На тонком снегу черная цепочка следов по безлюдной площади к безлюдной остановке трамвая…
Маршрутом тридцать первым отправляюсь в огромный, как замок, столетний дом, с фасада показывающий мрамором отделанные подъезды, над венецианскими окнами статуи рыцарей, в мрачных же дворах весь год сырость и почерневшие от невзгод тяжелые двери черных ходов, откуда сочатся запахи: едкий кошачий и еще какой-то иностранный хуторской, как в бедной мызе, завязнувшей посреди болотистых курляндских равнин. В этом замке на Петербургской стороне посижу за прощальным столом, поблагодарю хозяина за ночлег, выпью с ним посошок, дорожную суму на плечо — и домой, в свою Москву.
Трамвай пришел, и был он пуст и светел. Сев у окна, я видел, будто из иного мира, свои следы через площадь. Сдвинулись с места и стали отдаляться и Мариинка, и консерватория…
Проехав недолго, мы стали. Свет в вагонах померк. Справа глыбой мрака высился Исакий. Слева чернел на белом снегу сад у Адмиралтейства. Тьма вдали была туманной, и в ней растворялся Невский с бедными огнями реклам. Пустынно было в прежней столице.
Растворив двери для желающих выйти, барышня-водитель, не видя в темноте помехи, стала глядеться в зеркальце над водительским местом и охорашиваться. Извечное обывательское раздражение непорядком, вспыхнув, вдруг сникло, и настала странная тишина с порхающим снегом и красными стоп-сигналами машин, отражавшихся в мокром асфальте. Помедлив перед мигающим светофором, машины поворачивали налево и пропадали на черной Дворцовой площади.
Долгое и непонятное стояние стало творить чудо. Что-то благожелательное внезапно приподняло повседневную тяжесть, и, глубоко и радостно вздохнув, я осмотрелся. И вдруг почувствовал благожелательность и красоту тьмы. Почувствовал, как наравне со светом она превращает жизнь в объемную, стереоскопичную. Внезапно испарился постоянный и необъяснимый перед тьмою страх. Как будто пришло нежданное избавление от занозы, о которой забыл, привыкнув к ее мучительному присутствию. Какое-то странное блаженное томление поднялось к сердцу из темных допотопных глубин. Больше не хотелось никуда ехать.
Но вот свет зажегся, трамвай тронулся и уж стучит через Неву. За бесконечным для москвича мостом потянулись ущелья улиц с редкими прохожими, исчезающими в темных подворотнях. Подобные теням от облаков, плывут в этих улицах петербургские воспоминания и слышатся звуки, ныне невозможные. Вот экипаж, а в нем ветхая, в бархатном салопе барыня и рядом молоденькая компаньонка, прижимающая к душистой муфте китайскую собачку. В ущелье меж высоких стен мечется гулкое эхо от перестука подков. Железные шины колес с красными спицами высекают голубую искру из дорожного булыжника. Многопудовые зеркальные двери особняка отразились в лаковом экипаже, и показали спины два ливрейных лакея на запятках.
Ночь, улица, фонарь, аптека…
Большая поэзия таинственнее самой жизни. Составленные поэтическим вдохновением в определенный ряд, повседневные слова будят в вас другую жизнь.

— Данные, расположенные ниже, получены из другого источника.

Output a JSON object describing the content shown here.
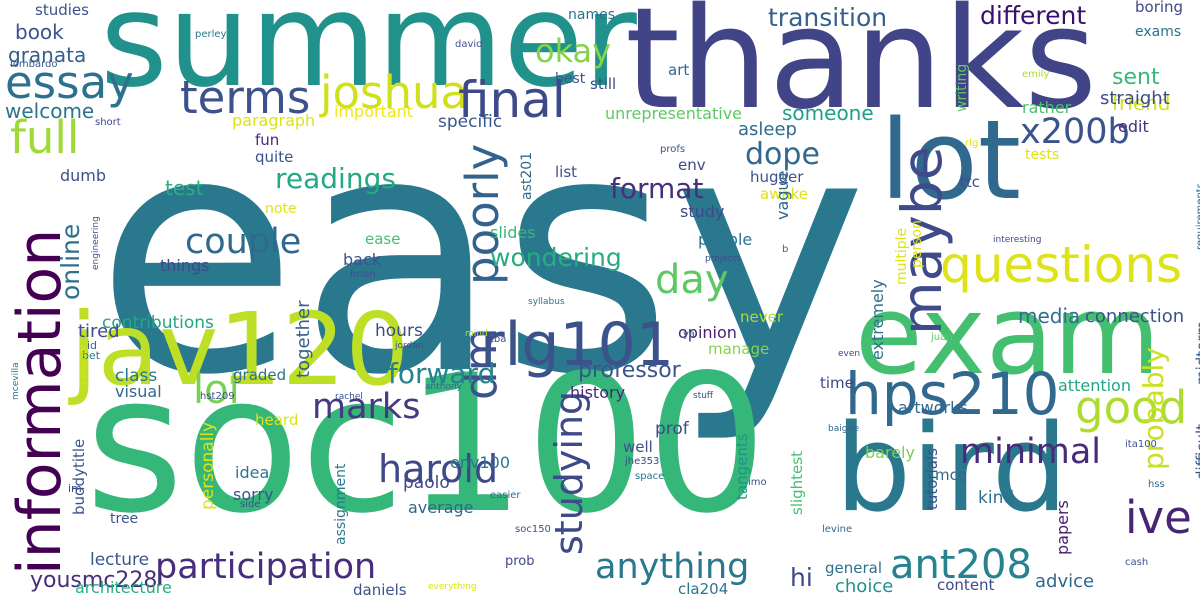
{
  "words": [
    {
      "text": "easy",
      "color": "#2a788e"
    },
    {
      "text": "soc100",
      "color": "#35b779"
    },
    {
      "text": "thanks",
      "color": "#414487"
    },
    {
      "text": "summer",
      "color": "#21918c"
    },
    {
      "text": "bird",
      "color": "#2a788e"
    },
    {
      "text": "exam",
      "color": "#44bf70"
    },
    {
      "text": "lot",
      "color": "#31688e"
    },
    {
      "text": "jav120",
      "color": "#bddf26"
    },
    {
      "text": "information",
      "color": "#440154"
    },
    {
      "text": "rlg101",
      "color": "#3b528b"
    },
    {
      "text": "hps210",
      "color": "#31688e"
    },
    {
      "text": "questions",
      "color": "#dde318"
    },
    {
      "text": "maybe",
      "color": "#3e4a89"
    },
    {
      "text": "essay",
      "color": "#2c728e"
    },
    {
      "text": "terms",
      "color": "#3b528b"
    },
    {
      "text": "joshua",
      "color": "#d0e11c"
    },
    {
      "text": "final",
      "color": "#3e4989"
    },
    {
      "text": "full",
      "color": "#a0da39"
    },
    {
      "text": "good",
      "color": "#addc30"
    },
    {
      "text": "dm",
      "color": "#3b528b"
    },
    {
      "text": "ant208",
      "color": "#26828e"
    },
    {
      "text": "participation",
      "color": "#472d7b"
    },
    {
      "text": "anything",
      "color": "#2a788e"
    },
    {
      "text": "studying",
      "color": "#3e4a89"
    },
    {
      "text": "poorly",
      "color": "#33638d"
    },
    {
      "text": "couple",
      "color": "#31688e"
    },
    {
      "text": "harold",
      "color": "#3e4989"
    },
    {
      "text": "day",
      "color": "#5ec962"
    },
    {
      "text": "x200b",
      "color": "#3b528b"
    },
    {
      "text": "ive",
      "color": "#482475"
    },
    {
      "text": "minimal",
      "color": "#472c7a"
    },
    {
      "text": "marks",
      "color": "#443983"
    },
    {
      "text": "lol",
      "color": "#7ad151"
    },
    {
      "text": "okay",
      "color": "#84d44b"
    },
    {
      "text": "transition",
      "color": "#355f8d"
    },
    {
      "text": "different",
      "color": "#3b0f70"
    },
    {
      "text": "dope",
      "color": "#31688e"
    },
    {
      "text": "format",
      "color": "#46307e"
    },
    {
      "text": "readings",
      "color": "#23a983"
    },
    {
      "text": "forward",
      "color": "#26828e"
    },
    {
      "text": "online",
      "color": "#2d708e"
    },
    {
      "text": "wondering",
      "color": "#27ad81"
    },
    {
      "text": "probably",
      "color": "#cae11f"
    },
    {
      "text": "professor",
      "color": "#39568c"
    },
    {
      "text": "yousmc228",
      "color": "#472d7b"
    },
    {
      "text": "someone",
      "color": "#1f9f88"
    },
    {
      "text": "sent",
      "color": "#37b878"
    },
    {
      "text": "friend",
      "color": "#d8e219"
    },
    {
      "text": "straight",
      "color": "#3d4d8a"
    },
    {
      "text": "media",
      "color": "#2e6e8e"
    },
    {
      "text": "connection",
      "color": "#3b528b"
    },
    {
      "text": "book",
      "color": "#3b528b"
    },
    {
      "text": "granata",
      "color": "#355f8d"
    },
    {
      "text": "welcome",
      "color": "#2c738e"
    },
    {
      "text": "paragraph",
      "color": "#dde318"
    },
    {
      "text": "important",
      "color": "#f1e51d"
    },
    {
      "text": "specific",
      "color": "#39568c"
    },
    {
      "text": "unrepresentative",
      "color": "#5ec962"
    },
    {
      "text": "asleep",
      "color": "#306a8e"
    },
    {
      "text": "edit",
      "color": "#46327e"
    },
    {
      "text": "rather",
      "color": "#48c16e"
    },
    {
      "text": "test",
      "color": "#29af7f"
    },
    {
      "text": "dumb",
      "color": "#3b528b"
    },
    {
      "text": "contributions",
      "color": "#22a785"
    },
    {
      "text": "tired",
      "color": "#3e4a89"
    },
    {
      "text": "hi",
      "color": "#3e4989"
    },
    {
      "text": "advice",
      "color": "#31688e"
    },
    {
      "text": "lecture",
      "color": "#39568c"
    },
    {
      "text": "architecture",
      "color": "#27ad81"
    },
    {
      "text": "daniels",
      "color": "#3b528b"
    },
    {
      "text": "cla204",
      "color": "#2c738e"
    },
    {
      "text": "content",
      "color": "#3e4989"
    },
    {
      "text": "choice",
      "color": "#21918c"
    },
    {
      "text": "general",
      "color": "#2d708e"
    },
    {
      "text": "papers",
      "color": "#481b6d"
    },
    {
      "text": "kind",
      "color": "#2c728e"
    },
    {
      "text": "tutorials",
      "color": "#3b528b"
    },
    {
      "text": "history",
      "color": "#482878"
    },
    {
      "text": "env100",
      "color": "#2a788e"
    },
    {
      "text": "average",
      "color": "#31688e"
    },
    {
      "text": "paolo",
      "color": "#3f4889"
    },
    {
      "text": "sorry",
      "color": "#39568c"
    },
    {
      "text": "idea",
      "color": "#2a788e"
    },
    {
      "text": "graded",
      "color": "#2e6e8e"
    },
    {
      "text": "heard",
      "color": "#dde318"
    },
    {
      "text": "class",
      "color": "#2a788e"
    },
    {
      "text": "visual",
      "color": "#31688e"
    },
    {
      "text": "hours",
      "color": "#3e4a89"
    },
    {
      "text": "together",
      "color": "#355f8d"
    },
    {
      "text": "back",
      "color": "#3b528b"
    },
    {
      "text": "things",
      "color": "#3e4989"
    },
    {
      "text": "ease",
      "color": "#44bf70"
    },
    {
      "text": "people",
      "color": "#2c728e"
    },
    {
      "text": "study",
      "color": "#3e4a89"
    },
    {
      "text": "slides",
      "color": "#35b779"
    },
    {
      "text": "note",
      "color": "#dde318"
    },
    {
      "text": "fun",
      "color": "#482878"
    },
    {
      "text": "quite",
      "color": "#3b528b"
    },
    {
      "text": "opinion",
      "color": "#481f70"
    },
    {
      "text": "never",
      "color": "#addc30"
    },
    {
      "text": "manage",
      "color": "#84d44b"
    },
    {
      "text": "time",
      "color": "#3e4989"
    },
    {
      "text": "extremely",
      "color": "#2d708e"
    },
    {
      "text": "attention",
      "color": "#22a785"
    },
    {
      "text": "midterm",
      "color": "#355f8d"
    },
    {
      "text": "artworks",
      "color": "#31688e"
    },
    {
      "text": "barely",
      "color": "#7ad151"
    },
    {
      "text": "slightest",
      "color": "#44bf70"
    },
    {
      "text": "tangents",
      "color": "#21918c"
    },
    {
      "text": "prof",
      "color": "#3e4a89"
    },
    {
      "text": "well",
      "color": "#3b528b"
    },
    {
      "text": "personally",
      "color": "#dde318"
    },
    {
      "text": "assignment",
      "color": "#2a788e"
    },
    {
      "text": "mcq",
      "color": "#31688e"
    },
    {
      "text": "buddytitle",
      "color": "#39568c"
    },
    {
      "text": "tree",
      "color": "#3b528b"
    },
    {
      "text": "studies",
      "color": "#3b528b"
    },
    {
      "text": "names",
      "color": "#2c728e"
    },
    {
      "text": "boring",
      "color": "#3e4989"
    },
    {
      "text": "exams",
      "color": "#2c728e"
    },
    {
      "text": "best",
      "color": "#39568c"
    },
    {
      "text": "art",
      "color": "#31688e"
    },
    {
      "text": "still",
      "color": "#3e4a89"
    },
    {
      "text": "writing",
      "color": "#5ec962"
    },
    {
      "text": "hugger",
      "color": "#3b528b"
    },
    {
      "text": "awake",
      "color": "#dde318"
    },
    {
      "text": "vague",
      "color": "#31688e"
    },
    {
      "text": "ttc",
      "color": "#3b528b"
    },
    {
      "text": "tests",
      "color": "#dde318"
    },
    {
      "text": "list",
      "color": "#3b528b"
    },
    {
      "text": "env",
      "color": "#3e4989"
    },
    {
      "text": "ast201",
      "color": "#31688e"
    },
    {
      "text": "person",
      "color": "#dde318"
    },
    {
      "text": "multiple",
      "color": "#dde318"
    },
    {
      "text": "difficult",
      "color": "#3b528b"
    },
    {
      "text": "perley",
      "color": "#2a788e"
    },
    {
      "text": "lombardo",
      "color": "#39568c"
    },
    {
      "text": "david",
      "color": "#3b528b"
    },
    {
      "text": "emily",
      "color": "#addc30"
    },
    {
      "text": "short",
      "color": "#3e4989"
    },
    {
      "text": "profs",
      "color": "#3b528b"
    },
    {
      "text": "rlg",
      "color": "#dde318"
    },
    {
      "text": "requirements",
      "color": "#31688e"
    },
    {
      "text": "engineering",
      "color": "#3b528b"
    },
    {
      "text": "interesting",
      "color": "#3e4989"
    },
    {
      "text": "b",
      "color": "#31688e"
    },
    {
      "text": "brian",
      "color": "#3b528b"
    },
    {
      "text": "projects",
      "color": "#3e4a89"
    },
    {
      "text": "syllabus",
      "color": "#2c728e"
    },
    {
      "text": "mind",
      "color": "#addc30"
    },
    {
      "text": "tba",
      "color": "#3b528b"
    },
    {
      "text": "ya",
      "color": "#31688e"
    },
    {
      "text": "jordan",
      "color": "#3b528b"
    },
    {
      "text": "even",
      "color": "#3e4989"
    },
    {
      "text": "juan",
      "color": "#5ec962"
    },
    {
      "text": "id",
      "color": "#31688e"
    },
    {
      "text": "bet",
      "color": "#2c728e"
    },
    {
      "text": "category",
      "color": "#dde318"
    },
    {
      "text": "mcevilla",
      "color": "#2a788e"
    },
    {
      "text": "hst209",
      "color": "#3b528b"
    },
    {
      "text": "anthony",
      "color": "#31688e"
    },
    {
      "text": "rachel",
      "color": "#3b528b"
    },
    {
      "text": "stuff",
      "color": "#3e4989"
    },
    {
      "text": "baigrie",
      "color": "#31688e"
    },
    {
      "text": "ita100",
      "color": "#3b528b"
    },
    {
      "text": "jhe353",
      "color": "#3e4989"
    },
    {
      "text": "space",
      "color": "#2c728e"
    },
    {
      "text": "imo",
      "color": "#3b528b"
    },
    {
      "text": "hss",
      "color": "#31688e"
    },
    {
      "text": "side",
      "color": "#3b528b"
    },
    {
      "text": "im",
      "color": "#3e4989"
    },
    {
      "text": "easier",
      "color": "#31688e"
    },
    {
      "text": "soc150",
      "color": "#3b528b"
    },
    {
      "text": "prob",
      "color": "#3e4989"
    },
    {
      "text": "levine",
      "color": "#31688e"
    },
    {
      "text": "cash",
      "color": "#3b528b"
    },
    {
      "text": "everything",
      "color": "#dde318"
    }
  ]
}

Губы шепчут строфу, и слова, как иней под ладонью, истаивают и проливаются каким-то другим смыслом, не поддающимся, словно музыка, объяснению. И тогда что стоит весь земной опыт, когда духовное око, прозревшее через звучание стиха, вдруг увидело вашу жизнь до ее начала и после ее окончания!

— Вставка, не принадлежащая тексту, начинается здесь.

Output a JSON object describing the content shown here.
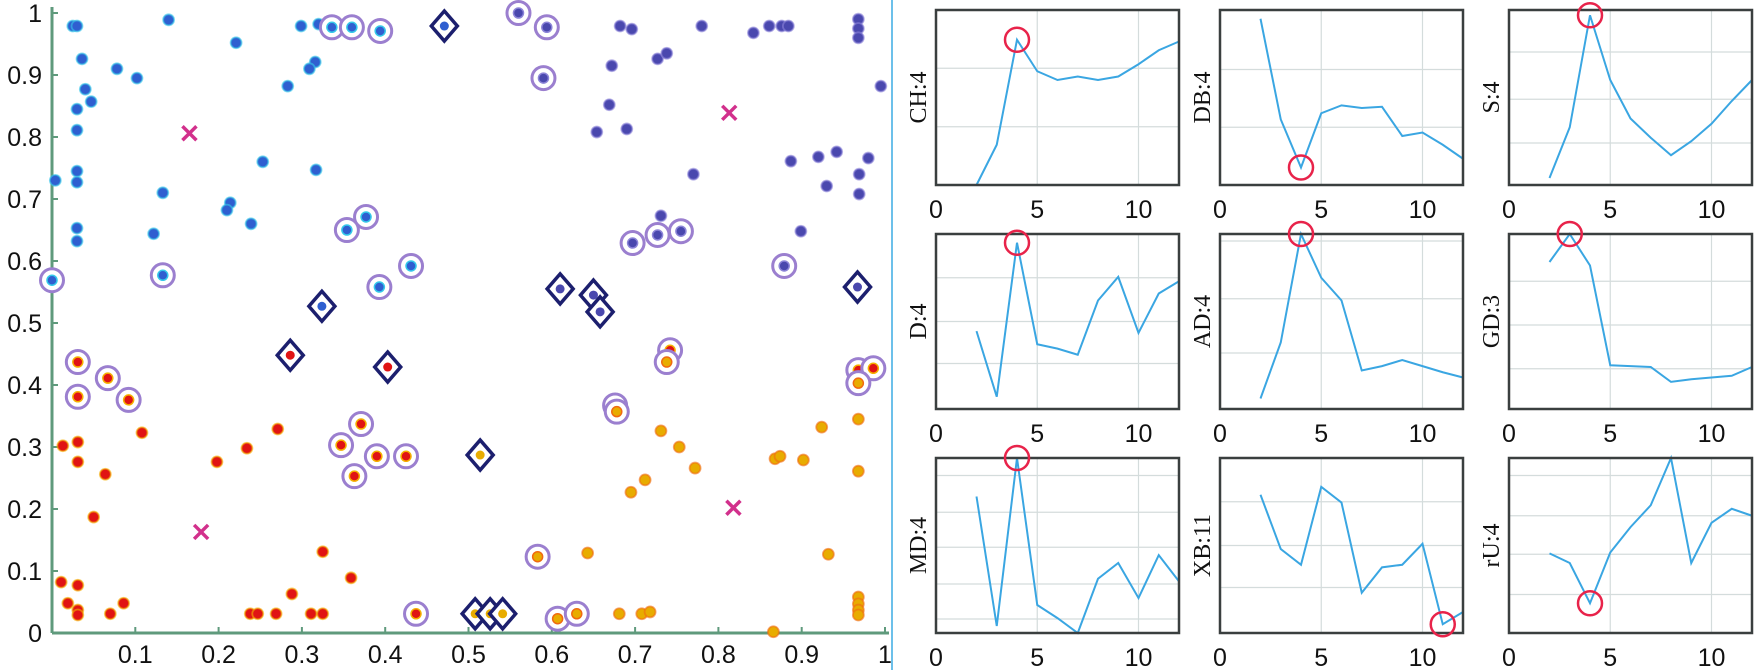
{
  "chart_data": [
    {
      "type": "scatter",
      "xlim": [
        0,
        1
      ],
      "ylim": [
        0,
        1
      ],
      "xticks": [
        "0.1",
        "0.2",
        "0.3",
        "0.4",
        "0.5",
        "0.6",
        "0.7",
        "0.8",
        "0.9",
        "1"
      ],
      "yticks": [
        "0",
        "0.1",
        "0.2",
        "0.3",
        "0.4",
        "0.5",
        "0.6",
        "0.7",
        "0.8",
        "0.9",
        "1"
      ],
      "colors": {
        "axis": "#5f9a7c",
        "circle": "#9b7fcf",
        "diamond": "#1c1f6e",
        "centroid": "#d2308c",
        "divider": "#6cc0ea"
      },
      "clusters": [
        {
          "color": "#2f5fd0",
          "halo": "#35c8ea",
          "points": [
            [
              0.299,
              0.979
            ],
            [
              0.32,
              0.982
            ],
            [
              0.221,
              0.952
            ],
            [
              0.316,
              0.921
            ],
            [
              0.309,
              0.91
            ],
            [
              0.283,
              0.882
            ],
            [
              0.253,
              0.76
            ],
            [
              0.317,
              0.747
            ],
            [
              0.214,
              0.694
            ],
            [
              0.21,
              0.682
            ],
            [
              0.239,
              0.66
            ],
            [
              0.14,
              0.989
            ],
            [
              0.025,
              0.979
            ],
            [
              0.03,
              0.979
            ],
            [
              0.036,
              0.926
            ],
            [
              0.078,
              0.91
            ],
            [
              0.102,
              0.895
            ],
            [
              0.04,
              0.877
            ],
            [
              0.047,
              0.857
            ],
            [
              0.03,
              0.845
            ],
            [
              0.03,
              0.811
            ],
            [
              0.03,
              0.745
            ],
            [
              0.03,
              0.727
            ],
            [
              0.004,
              0.73
            ],
            [
              0.03,
              0.653
            ],
            [
              0.03,
              0.632
            ],
            [
              0.133,
              0.71
            ],
            [
              0.122,
              0.644
            ]
          ]
        },
        {
          "color": "#4a48ae",
          "halo": "#8c84d8",
          "points": [
            [
              0.682,
              0.979
            ],
            [
              0.696,
              0.974
            ],
            [
              0.78,
              0.979
            ],
            [
              0.842,
              0.968
            ],
            [
              0.861,
              0.979
            ],
            [
              0.876,
              0.979
            ],
            [
              0.884,
              0.979
            ],
            [
              0.968,
              0.99
            ],
            [
              0.968,
              0.975
            ],
            [
              0.968,
              0.96
            ],
            [
              0.672,
              0.915
            ],
            [
              0.727,
              0.926
            ],
            [
              0.738,
              0.935
            ],
            [
              0.995,
              0.882
            ],
            [
              0.669,
              0.852
            ],
            [
              0.654,
              0.808
            ],
            [
              0.69,
              0.813
            ],
            [
              0.77,
              0.74
            ],
            [
              0.887,
              0.761
            ],
            [
              0.92,
              0.768
            ],
            [
              0.942,
              0.776
            ],
            [
              0.98,
              0.766
            ],
            [
              0.969,
              0.74
            ],
            [
              0.93,
              0.721
            ],
            [
              0.969,
              0.708
            ],
            [
              0.731,
              0.673
            ],
            [
              0.899,
              0.648
            ]
          ]
        },
        {
          "color": "#e01414",
          "halo": "#f5b000",
          "points": [
            [
              0.108,
              0.323
            ],
            [
              0.013,
              0.302
            ],
            [
              0.031,
              0.308
            ],
            [
              0.031,
              0.276
            ],
            [
              0.064,
              0.256
            ],
            [
              0.05,
              0.187
            ],
            [
              0.198,
              0.276
            ],
            [
              0.234,
              0.298
            ],
            [
              0.271,
              0.329
            ],
            [
              0.325,
              0.131
            ],
            [
              0.359,
              0.089
            ],
            [
              0.288,
              0.063
            ],
            [
              0.011,
              0.082
            ],
            [
              0.031,
              0.077
            ],
            [
              0.019,
              0.048
            ],
            [
              0.031,
              0.037
            ],
            [
              0.031,
              0.029
            ],
            [
              0.07,
              0.031
            ],
            [
              0.086,
              0.048
            ],
            [
              0.238,
              0.031
            ],
            [
              0.247,
              0.031
            ],
            [
              0.269,
              0.031
            ],
            [
              0.311,
              0.031
            ],
            [
              0.325,
              0.031
            ]
          ]
        },
        {
          "color": "#e8ac00",
          "halo": "#f06a10",
          "points": [
            [
              0.643,
              0.129
            ],
            [
              0.681,
              0.031
            ],
            [
              0.708,
              0.031
            ],
            [
              0.718,
              0.034
            ],
            [
              0.695,
              0.227
            ],
            [
              0.712,
              0.247
            ],
            [
              0.731,
              0.326
            ],
            [
              0.753,
              0.3
            ],
            [
              0.772,
              0.266
            ],
            [
              0.868,
              0.281
            ],
            [
              0.874,
              0.285
            ],
            [
              0.902,
              0.279
            ],
            [
              0.924,
              0.332
            ],
            [
              0.968,
              0.345
            ],
            [
              0.968,
              0.261
            ],
            [
              0.932,
              0.127
            ],
            [
              0.968,
              0.058
            ],
            [
              0.968,
              0.047
            ],
            [
              0.968,
              0.037
            ],
            [
              0.968,
              0.029
            ],
            [
              0.866,
              0.002
            ]
          ]
        }
      ],
      "circled": [
        [
          0.0,
          0.569,
          0
        ],
        [
          0.133,
          0.577,
          0
        ],
        [
          0.336,
          0.977,
          0
        ],
        [
          0.36,
          0.977,
          0
        ],
        [
          0.394,
          0.971,
          0
        ],
        [
          0.377,
          0.671,
          0
        ],
        [
          0.354,
          0.65,
          0
        ],
        [
          0.431,
          0.592,
          0
        ],
        [
          0.393,
          0.558,
          0
        ],
        [
          0.56,
          1.0,
          1
        ],
        [
          0.594,
          0.977,
          1
        ],
        [
          0.59,
          0.895,
          1
        ],
        [
          0.697,
          0.629,
          1
        ],
        [
          0.727,
          0.642,
          1
        ],
        [
          0.755,
          0.648,
          1
        ],
        [
          0.879,
          0.592,
          1
        ],
        [
          0.031,
          0.437,
          2
        ],
        [
          0.067,
          0.411,
          2
        ],
        [
          0.031,
          0.381,
          2
        ],
        [
          0.092,
          0.376,
          2
        ],
        [
          0.371,
          0.337,
          2
        ],
        [
          0.347,
          0.303,
          2
        ],
        [
          0.39,
          0.285,
          2
        ],
        [
          0.425,
          0.285,
          2
        ],
        [
          0.363,
          0.253,
          2
        ],
        [
          0.437,
          0.031,
          2
        ],
        [
          0.742,
          0.456,
          2
        ],
        [
          0.968,
          0.424,
          2
        ],
        [
          0.986,
          0.427,
          2
        ],
        [
          0.738,
          0.437,
          3
        ],
        [
          0.676,
          0.367,
          3
        ],
        [
          0.678,
          0.357,
          3
        ],
        [
          0.968,
          0.403,
          3
        ],
        [
          0.583,
          0.123,
          3
        ],
        [
          0.607,
          0.023,
          3
        ],
        [
          0.63,
          0.031,
          3
        ]
      ],
      "diamonds": [
        [
          0.324,
          0.527,
          0
        ],
        [
          0.471,
          0.979,
          0
        ],
        [
          0.61,
          0.555,
          1
        ],
        [
          0.65,
          0.545,
          1
        ],
        [
          0.658,
          0.518,
          1
        ],
        [
          0.967,
          0.558,
          1
        ],
        [
          0.286,
          0.448,
          2
        ],
        [
          0.403,
          0.429,
          2
        ],
        [
          0.514,
          0.287,
          3
        ],
        [
          0.508,
          0.031,
          3
        ],
        [
          0.526,
          0.031,
          3
        ],
        [
          0.541,
          0.031,
          3
        ]
      ],
      "centroids": [
        [
          0.165,
          0.806
        ],
        [
          0.813,
          0.839
        ],
        [
          0.179,
          0.163
        ],
        [
          0.818,
          0.202
        ]
      ]
    },
    {
      "type": "line",
      "small_multiples": true,
      "xlim": [
        0,
        12
      ],
      "xticks": [
        "0",
        "5",
        "10"
      ],
      "line_color": "#3aa6e2",
      "marker_color": "#e8234a",
      "grid": true,
      "panels": [
        {
          "label": "CH:4",
          "selected_k": 4,
          "ygrid": [
            0.333,
            0.667
          ],
          "x": [
            2,
            3,
            4,
            5,
            6,
            7,
            8,
            9,
            10,
            11,
            12
          ],
          "y": [
            0,
            0.23,
            0.83,
            0.65,
            0.6,
            0.62,
            0.6,
            0.62,
            0.69,
            0.77,
            0.82
          ]
        },
        {
          "label": "DB:4",
          "selected_k": 4,
          "ygrid": [
            0.33,
            0.66
          ],
          "x": [
            2,
            3,
            4,
            5,
            6,
            7,
            8,
            9,
            10,
            11,
            12
          ],
          "y": [
            0.95,
            0.375,
            0.1,
            0.41,
            0.455,
            0.44,
            0.447,
            0.28,
            0.3,
            0.23,
            0.15
          ]
        },
        {
          "label": "S:4",
          "selected_k": 4,
          "ygrid": [
            0.24,
            0.49,
            0.76
          ],
          "x": [
            2,
            3,
            4,
            5,
            6,
            7,
            8,
            9,
            10,
            11,
            12
          ],
          "y": [
            0.04,
            0.33,
            0.97,
            0.6,
            0.38,
            0.27,
            0.17,
            0.25,
            0.35,
            0.48,
            0.6
          ]
        },
        {
          "label": "D:4",
          "selected_k": 4,
          "ygrid": [
            0.26,
            0.5,
            0.75
          ],
          "x": [
            2,
            3,
            4,
            5,
            6,
            7,
            8,
            9,
            10,
            11,
            12
          ],
          "y": [
            0.445,
            0.07,
            0.95,
            0.37,
            0.345,
            0.31,
            0.62,
            0.755,
            0.435,
            0.66,
            0.73
          ]
        },
        {
          "label": "AD:4",
          "selected_k": 4,
          "ygrid": [
            0.32,
            0.63,
            0.96
          ],
          "x": [
            2,
            3,
            4,
            5,
            6,
            7,
            8,
            9,
            10,
            11,
            12
          ],
          "y": [
            0.06,
            0.38,
            1.0,
            0.75,
            0.62,
            0.22,
            0.245,
            0.28,
            0.245,
            0.21,
            0.18
          ]
        },
        {
          "label": "GD:3",
          "selected_k": 3,
          "ygrid": [
            0.23,
            0.48,
            0.73
          ],
          "x": [
            2,
            3,
            4,
            5,
            6,
            7,
            8,
            9,
            10,
            11,
            12
          ],
          "y": [
            0.84,
            1.0,
            0.82,
            0.25,
            0.245,
            0.24,
            0.155,
            0.17,
            0.18,
            0.19,
            0.24
          ]
        },
        {
          "label": "MD:4",
          "selected_k": 4,
          "ygrid": [
            0.08,
            0.28,
            0.49,
            0.69,
            0.9
          ],
          "x": [
            2,
            3,
            4,
            5,
            6,
            7,
            8,
            9,
            10,
            11,
            12
          ],
          "y": [
            0.78,
            0.04,
            1.0,
            0.16,
            0.085,
            0,
            0.31,
            0.4,
            0.2,
            0.445,
            0.295
          ]
        },
        {
          "label": "XB:11",
          "selected_k": 11,
          "ygrid": [
            0.26,
            0.5,
            0.75
          ],
          "x": [
            2,
            3,
            4,
            5,
            6,
            7,
            8,
            9,
            10,
            11,
            12
          ],
          "y": [
            0.79,
            0.48,
            0.39,
            0.835,
            0.745,
            0.23,
            0.375,
            0.39,
            0.51,
            0.05,
            0.12
          ]
        },
        {
          "label": "rU:4",
          "selected_k": 4,
          "ygrid": [
            0.22,
            0.45,
            0.67,
            0.9
          ],
          "x": [
            2,
            3,
            4,
            5,
            6,
            7,
            8,
            9,
            10,
            11,
            12
          ],
          "y": [
            0.455,
            0.4,
            0.17,
            0.46,
            0.605,
            0.73,
            1.0,
            0.4,
            0.63,
            0.71,
            0.67
          ]
        }
      ]
    }
  ]
}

Ночь, ледяная рябь канала,
Аптека, улица, фонарь.
На повороте трамвай визжит колесами, осыпается рождественскими искрами. Я поднимаю глаза и вижу потолок высокой комнаты в доме, линкором надвигающемся из тьмы. На зеленом потолке раскрашенная лепнина с рогом изобилия и рассыпавшимися из него цветами и плодами. Приятный свет от невидимого светильника разлит по яблокам, грушам, гроздьям винограда, розовым бутонам и тропическим бабочкам над ними. Мне чудится, как там кто-то седой, в ветхом, но чистом платье негромко и хрипловато читает кому-то из Бунина…
Я гляжу на уплывающее окно так, будто за ним решается моя судьба.